En ce qui concerne la discussion sur les impacts cumulatifs, le tribunal a examiné si le BLM avait évalué l'impact climatique des émissions de GES directes et indirectes du projet combinées à d'autres projets actuels et raisonnablement prévisibles produisant des émissions de GES. Le tribunal a observé que l'agence avait fait un travail adéquat en inventoriant les projets dans une zone de 2,85 millions d'acres du sud de l'Utah et en décrivant les effets cumulatifs de ces projets sur un certain nombre d'aspects environnementaux, sociaux et culturels. Id., p. 1234. Le BLM n’a cependant pas réussi à « décrire et discuter de manière significative les informations pertinentes concernant d’autres sources de GES actuelles et raisonnablement prévisibles ». Identifiant. Le tribunal a refusé de se prononcer sur la portée géographique de l'analyse des impacts cumulatifs du BLM, concluant que l'agence doit faire preuve de déférence à l'égard de cette décision. Identifiant.

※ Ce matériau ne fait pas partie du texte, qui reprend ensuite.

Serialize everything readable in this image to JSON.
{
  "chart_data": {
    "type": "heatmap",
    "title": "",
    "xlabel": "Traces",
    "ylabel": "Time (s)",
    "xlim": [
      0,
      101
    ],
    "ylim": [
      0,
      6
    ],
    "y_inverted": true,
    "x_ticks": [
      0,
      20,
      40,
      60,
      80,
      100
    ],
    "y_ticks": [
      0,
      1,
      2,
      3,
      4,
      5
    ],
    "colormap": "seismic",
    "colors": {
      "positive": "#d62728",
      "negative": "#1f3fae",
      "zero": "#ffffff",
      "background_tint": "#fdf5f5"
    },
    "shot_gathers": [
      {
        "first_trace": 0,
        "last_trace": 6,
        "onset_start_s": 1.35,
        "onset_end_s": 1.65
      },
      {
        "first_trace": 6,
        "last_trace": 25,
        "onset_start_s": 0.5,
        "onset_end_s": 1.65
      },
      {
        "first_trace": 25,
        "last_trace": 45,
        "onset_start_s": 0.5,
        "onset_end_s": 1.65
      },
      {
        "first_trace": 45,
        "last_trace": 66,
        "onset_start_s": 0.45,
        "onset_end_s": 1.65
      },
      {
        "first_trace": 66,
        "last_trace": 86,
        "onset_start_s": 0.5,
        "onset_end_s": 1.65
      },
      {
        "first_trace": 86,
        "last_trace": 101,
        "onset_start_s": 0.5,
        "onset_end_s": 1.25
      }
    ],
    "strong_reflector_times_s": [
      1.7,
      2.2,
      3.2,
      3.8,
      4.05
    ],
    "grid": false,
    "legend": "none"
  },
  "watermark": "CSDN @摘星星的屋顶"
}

Concernant les émissions de mercure, le tribunal a estimé que le BLM avait fourni une analyse suffisante dans le FEIS et expliqué de manière adéquate pourquoi il ne pouvait pas réaliser une étude plus détaillée des impacts de la combustion du charbon dans une centrale électrique particulière. Id., pp. 1235-1236.

Sur la base des défauts de l'analyse d'impact climatique, le tribunal a renvoyé le FEIS au BLM pour révision, refusant de rendre une ordonnance annulant l'approbation du bail. Id., p. 1237.